Alex menggelengkan kepalanya, “aku menceritakan semua itu, hanya agar kamu tidak menuduh Betrand yang bukan-bukan. Dia adalah sahabat terbaikku, aku tidak suka ada orang yang menjelek-jeleknya, padahal dia sama sekali tidak tahu apa-apa tentang dia.”
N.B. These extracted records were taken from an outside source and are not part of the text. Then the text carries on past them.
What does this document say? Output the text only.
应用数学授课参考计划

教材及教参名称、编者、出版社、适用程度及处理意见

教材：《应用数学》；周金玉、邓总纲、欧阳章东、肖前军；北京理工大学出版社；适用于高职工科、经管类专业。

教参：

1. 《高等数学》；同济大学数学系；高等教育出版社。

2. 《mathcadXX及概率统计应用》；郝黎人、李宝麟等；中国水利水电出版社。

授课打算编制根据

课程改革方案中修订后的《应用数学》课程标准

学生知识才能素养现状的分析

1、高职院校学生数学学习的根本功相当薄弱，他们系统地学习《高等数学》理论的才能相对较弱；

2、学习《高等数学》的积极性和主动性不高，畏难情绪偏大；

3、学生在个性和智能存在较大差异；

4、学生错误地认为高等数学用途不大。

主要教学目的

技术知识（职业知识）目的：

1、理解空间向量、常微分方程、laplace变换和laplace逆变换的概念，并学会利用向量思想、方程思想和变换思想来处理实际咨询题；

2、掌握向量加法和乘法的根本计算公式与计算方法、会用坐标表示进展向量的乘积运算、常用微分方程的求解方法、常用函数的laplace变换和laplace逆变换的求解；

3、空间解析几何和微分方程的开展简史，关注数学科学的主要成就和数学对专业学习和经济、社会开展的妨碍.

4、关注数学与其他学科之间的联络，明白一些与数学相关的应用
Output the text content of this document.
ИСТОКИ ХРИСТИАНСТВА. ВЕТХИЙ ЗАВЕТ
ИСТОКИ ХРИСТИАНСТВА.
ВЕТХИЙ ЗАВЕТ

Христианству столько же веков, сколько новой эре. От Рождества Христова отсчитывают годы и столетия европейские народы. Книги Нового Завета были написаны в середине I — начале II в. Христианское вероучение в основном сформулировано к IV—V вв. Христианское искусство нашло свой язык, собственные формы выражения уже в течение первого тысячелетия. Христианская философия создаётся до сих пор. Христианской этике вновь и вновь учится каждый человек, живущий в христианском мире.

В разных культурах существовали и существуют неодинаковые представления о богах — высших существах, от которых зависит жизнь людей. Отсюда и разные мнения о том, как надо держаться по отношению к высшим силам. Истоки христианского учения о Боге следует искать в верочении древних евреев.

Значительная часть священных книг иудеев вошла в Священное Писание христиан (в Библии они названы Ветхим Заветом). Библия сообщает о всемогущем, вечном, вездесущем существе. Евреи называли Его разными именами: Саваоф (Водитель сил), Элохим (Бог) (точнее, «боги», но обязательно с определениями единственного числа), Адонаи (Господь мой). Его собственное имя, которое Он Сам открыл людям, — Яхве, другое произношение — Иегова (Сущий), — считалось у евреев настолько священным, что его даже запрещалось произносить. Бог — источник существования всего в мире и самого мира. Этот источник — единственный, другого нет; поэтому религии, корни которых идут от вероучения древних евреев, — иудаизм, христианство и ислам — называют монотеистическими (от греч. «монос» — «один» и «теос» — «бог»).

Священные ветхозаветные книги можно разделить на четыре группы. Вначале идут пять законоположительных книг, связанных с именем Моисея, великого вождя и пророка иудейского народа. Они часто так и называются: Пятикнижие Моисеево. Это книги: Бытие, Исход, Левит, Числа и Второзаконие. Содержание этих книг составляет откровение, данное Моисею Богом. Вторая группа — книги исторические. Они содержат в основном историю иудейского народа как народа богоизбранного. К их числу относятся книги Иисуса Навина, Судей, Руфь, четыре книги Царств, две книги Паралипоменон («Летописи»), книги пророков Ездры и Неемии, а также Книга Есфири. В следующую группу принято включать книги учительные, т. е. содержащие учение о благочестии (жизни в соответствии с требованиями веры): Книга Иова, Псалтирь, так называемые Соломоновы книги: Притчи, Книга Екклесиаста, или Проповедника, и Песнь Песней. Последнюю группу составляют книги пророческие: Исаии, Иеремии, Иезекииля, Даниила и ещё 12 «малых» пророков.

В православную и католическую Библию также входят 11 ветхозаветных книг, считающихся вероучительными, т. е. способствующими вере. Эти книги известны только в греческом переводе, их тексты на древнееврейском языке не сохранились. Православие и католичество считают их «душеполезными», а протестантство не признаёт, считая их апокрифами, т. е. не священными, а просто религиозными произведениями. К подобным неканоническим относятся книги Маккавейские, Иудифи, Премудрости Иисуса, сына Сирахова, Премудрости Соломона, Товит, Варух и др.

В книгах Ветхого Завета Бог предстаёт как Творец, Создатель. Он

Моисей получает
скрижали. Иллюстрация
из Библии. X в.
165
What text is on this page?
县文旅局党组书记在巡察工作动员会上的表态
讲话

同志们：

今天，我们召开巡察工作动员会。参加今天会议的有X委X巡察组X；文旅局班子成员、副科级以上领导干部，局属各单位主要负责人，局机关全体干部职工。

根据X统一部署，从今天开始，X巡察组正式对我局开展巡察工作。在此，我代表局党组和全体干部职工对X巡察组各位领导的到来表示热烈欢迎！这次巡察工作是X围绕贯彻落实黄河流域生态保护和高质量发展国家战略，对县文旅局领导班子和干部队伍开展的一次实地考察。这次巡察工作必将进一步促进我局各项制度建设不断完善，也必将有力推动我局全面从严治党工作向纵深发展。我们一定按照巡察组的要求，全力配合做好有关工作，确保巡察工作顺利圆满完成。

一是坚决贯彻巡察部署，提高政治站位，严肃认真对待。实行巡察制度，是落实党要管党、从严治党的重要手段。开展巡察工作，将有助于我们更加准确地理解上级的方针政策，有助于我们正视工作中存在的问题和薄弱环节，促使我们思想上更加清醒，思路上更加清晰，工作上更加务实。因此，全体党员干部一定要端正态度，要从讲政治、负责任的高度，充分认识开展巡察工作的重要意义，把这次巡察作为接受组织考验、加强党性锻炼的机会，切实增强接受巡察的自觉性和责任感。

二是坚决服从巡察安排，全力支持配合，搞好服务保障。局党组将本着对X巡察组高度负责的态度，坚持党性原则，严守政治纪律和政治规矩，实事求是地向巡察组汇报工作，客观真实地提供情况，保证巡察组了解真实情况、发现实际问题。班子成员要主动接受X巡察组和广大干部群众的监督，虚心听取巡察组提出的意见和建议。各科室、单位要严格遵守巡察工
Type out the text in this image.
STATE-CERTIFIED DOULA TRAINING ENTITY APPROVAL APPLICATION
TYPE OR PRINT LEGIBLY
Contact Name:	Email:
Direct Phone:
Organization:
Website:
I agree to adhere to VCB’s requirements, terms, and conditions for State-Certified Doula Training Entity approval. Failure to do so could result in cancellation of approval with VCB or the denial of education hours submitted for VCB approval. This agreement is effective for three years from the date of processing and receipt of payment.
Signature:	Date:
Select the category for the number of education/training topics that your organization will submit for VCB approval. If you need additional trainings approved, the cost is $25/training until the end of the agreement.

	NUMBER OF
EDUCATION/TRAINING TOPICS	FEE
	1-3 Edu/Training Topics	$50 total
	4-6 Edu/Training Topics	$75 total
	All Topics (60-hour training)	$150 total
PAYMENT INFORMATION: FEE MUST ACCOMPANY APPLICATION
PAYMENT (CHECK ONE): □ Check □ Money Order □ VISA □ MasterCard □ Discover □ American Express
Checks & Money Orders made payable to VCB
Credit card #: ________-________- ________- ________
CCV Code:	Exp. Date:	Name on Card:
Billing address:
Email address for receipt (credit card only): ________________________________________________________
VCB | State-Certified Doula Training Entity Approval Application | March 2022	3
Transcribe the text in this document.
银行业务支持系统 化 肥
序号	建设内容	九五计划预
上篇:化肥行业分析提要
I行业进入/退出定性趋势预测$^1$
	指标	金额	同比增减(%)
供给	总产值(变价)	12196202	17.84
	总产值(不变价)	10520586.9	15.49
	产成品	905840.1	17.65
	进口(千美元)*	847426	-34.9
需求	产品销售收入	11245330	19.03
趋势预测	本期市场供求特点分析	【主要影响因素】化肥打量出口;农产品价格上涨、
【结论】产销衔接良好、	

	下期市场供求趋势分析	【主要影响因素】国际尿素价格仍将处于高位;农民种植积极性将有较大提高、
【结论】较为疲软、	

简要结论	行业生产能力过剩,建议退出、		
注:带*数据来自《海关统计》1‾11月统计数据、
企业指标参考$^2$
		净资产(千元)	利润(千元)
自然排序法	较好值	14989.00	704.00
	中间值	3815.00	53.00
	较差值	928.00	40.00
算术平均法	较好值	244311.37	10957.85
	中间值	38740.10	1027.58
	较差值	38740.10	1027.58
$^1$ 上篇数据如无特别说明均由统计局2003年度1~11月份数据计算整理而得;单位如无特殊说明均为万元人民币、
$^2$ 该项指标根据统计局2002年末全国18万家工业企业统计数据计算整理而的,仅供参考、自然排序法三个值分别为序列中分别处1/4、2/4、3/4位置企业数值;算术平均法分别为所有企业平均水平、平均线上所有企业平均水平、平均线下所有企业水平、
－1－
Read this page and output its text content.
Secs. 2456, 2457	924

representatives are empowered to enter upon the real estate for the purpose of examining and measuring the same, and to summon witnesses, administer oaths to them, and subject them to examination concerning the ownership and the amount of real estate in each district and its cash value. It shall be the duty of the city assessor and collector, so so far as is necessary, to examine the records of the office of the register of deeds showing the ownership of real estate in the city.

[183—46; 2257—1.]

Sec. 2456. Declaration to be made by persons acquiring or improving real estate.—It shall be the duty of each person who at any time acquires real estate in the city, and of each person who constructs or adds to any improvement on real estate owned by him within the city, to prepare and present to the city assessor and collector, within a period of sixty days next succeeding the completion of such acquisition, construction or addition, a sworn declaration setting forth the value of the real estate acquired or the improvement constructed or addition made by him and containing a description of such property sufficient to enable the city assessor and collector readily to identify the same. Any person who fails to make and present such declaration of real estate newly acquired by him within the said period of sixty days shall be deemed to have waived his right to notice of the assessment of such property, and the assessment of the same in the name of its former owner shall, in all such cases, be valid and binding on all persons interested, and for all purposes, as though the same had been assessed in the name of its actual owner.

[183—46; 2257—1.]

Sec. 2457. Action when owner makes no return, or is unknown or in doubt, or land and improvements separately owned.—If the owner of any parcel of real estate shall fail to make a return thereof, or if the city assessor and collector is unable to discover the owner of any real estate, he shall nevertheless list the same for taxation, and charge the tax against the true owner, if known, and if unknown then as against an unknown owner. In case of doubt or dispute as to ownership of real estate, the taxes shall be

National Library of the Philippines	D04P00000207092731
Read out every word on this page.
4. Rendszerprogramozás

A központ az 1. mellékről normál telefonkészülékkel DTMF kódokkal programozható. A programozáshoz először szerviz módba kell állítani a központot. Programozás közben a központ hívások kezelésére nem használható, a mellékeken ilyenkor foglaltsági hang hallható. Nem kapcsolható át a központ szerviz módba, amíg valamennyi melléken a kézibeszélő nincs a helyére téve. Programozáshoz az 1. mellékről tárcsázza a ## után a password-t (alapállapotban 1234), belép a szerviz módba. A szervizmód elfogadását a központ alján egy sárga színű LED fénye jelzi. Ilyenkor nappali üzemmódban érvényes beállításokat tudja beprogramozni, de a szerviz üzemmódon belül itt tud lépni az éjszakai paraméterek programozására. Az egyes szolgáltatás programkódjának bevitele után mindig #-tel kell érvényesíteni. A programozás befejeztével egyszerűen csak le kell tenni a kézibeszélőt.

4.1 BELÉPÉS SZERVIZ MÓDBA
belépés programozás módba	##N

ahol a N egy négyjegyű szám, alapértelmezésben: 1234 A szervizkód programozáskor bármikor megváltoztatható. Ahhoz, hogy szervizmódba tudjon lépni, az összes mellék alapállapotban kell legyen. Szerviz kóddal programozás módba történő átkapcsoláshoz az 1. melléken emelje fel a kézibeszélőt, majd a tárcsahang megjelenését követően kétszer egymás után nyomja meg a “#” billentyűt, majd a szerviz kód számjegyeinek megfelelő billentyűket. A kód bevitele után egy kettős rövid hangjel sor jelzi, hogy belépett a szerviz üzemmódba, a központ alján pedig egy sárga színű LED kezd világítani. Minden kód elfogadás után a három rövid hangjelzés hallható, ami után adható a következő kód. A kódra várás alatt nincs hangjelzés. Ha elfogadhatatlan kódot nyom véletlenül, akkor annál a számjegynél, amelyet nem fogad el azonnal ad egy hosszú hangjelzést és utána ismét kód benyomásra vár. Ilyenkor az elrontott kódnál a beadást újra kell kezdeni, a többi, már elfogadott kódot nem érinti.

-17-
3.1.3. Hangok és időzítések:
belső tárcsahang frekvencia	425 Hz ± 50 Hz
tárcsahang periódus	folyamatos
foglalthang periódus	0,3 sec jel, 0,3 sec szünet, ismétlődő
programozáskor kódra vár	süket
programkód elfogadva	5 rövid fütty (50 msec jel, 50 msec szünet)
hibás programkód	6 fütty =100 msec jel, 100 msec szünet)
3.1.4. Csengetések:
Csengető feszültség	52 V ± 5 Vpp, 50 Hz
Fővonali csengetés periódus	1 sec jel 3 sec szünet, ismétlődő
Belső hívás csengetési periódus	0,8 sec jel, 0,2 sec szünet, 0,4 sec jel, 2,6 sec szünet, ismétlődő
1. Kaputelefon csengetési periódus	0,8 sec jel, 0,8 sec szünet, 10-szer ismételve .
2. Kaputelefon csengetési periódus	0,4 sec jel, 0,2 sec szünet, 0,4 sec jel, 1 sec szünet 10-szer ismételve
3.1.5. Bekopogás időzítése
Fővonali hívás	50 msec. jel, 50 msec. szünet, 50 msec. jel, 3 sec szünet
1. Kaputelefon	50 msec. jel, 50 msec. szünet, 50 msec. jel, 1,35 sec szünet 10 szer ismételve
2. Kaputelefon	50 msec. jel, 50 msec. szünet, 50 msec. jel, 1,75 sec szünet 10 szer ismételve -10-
Alex lalu beranjak dari duduknya, “Vik, semua keputusan tetap ada pada diri kamu, aku maupun Chelsea juga tidak bisa memaksa kamu untuk kembali lagi bersama dengan Betrand. Tapi, kamu harus ingat satu hal, Betrand tidak akan pernah menyerah untuk bisa mendapatkan kamu lagi. Meskipun kamu lari ke ujung dunia sekalipun, dia akan bisa menemukan kamu. Kamu tahu kenapa? karena hati kalian terhubung, kalian sudah ditakdirkan untuk tetap bersama.”
“Lex, aku...”
Alex menyuruh Chelsea untuk berdiri, wanita itu pun menurutinya, “maaf, Vik. Aku dan Chelsea berada disini untuk berbulan madu, jadi aku dan Chelsea sementara ini akan menjauh dari masalah kamu dan Betrand. Aku hanya bisa memberikan kamu informasi itu tentang Betrand, selanjutkan kamu urus sendiri.” Pria itu lalu menggandeng tangan Chelsea, “kami harus pergi dulu.” pamitnya lalu mengajak Chelsea melangkah meninggalkan Vika dan juga Leo.
“Sayang, apa kamu tadi tidak merasa kata-kata kamu itu sangat kasar kepada Vika?”
Alex menggelengkan kepalanya, “jika aku tidak berkata seperti itu, sampai kapanpun Vika tidak akan pernah sadar, hanya Betrand yang mencintainya dengan tulus.” Pria itu lalu menghentikan langkahnya, dia lalu menangkup kedua pipi Chelsea dengan kedua telapak tangannya, “aku tidak ingin kamu membahas masalah Vika lagi, aku ingin hanya ada kita berdua disini.”
Chelsea menganggukkan kepalanya, “siap,” ucapnya dengan senyuman di wajahnya.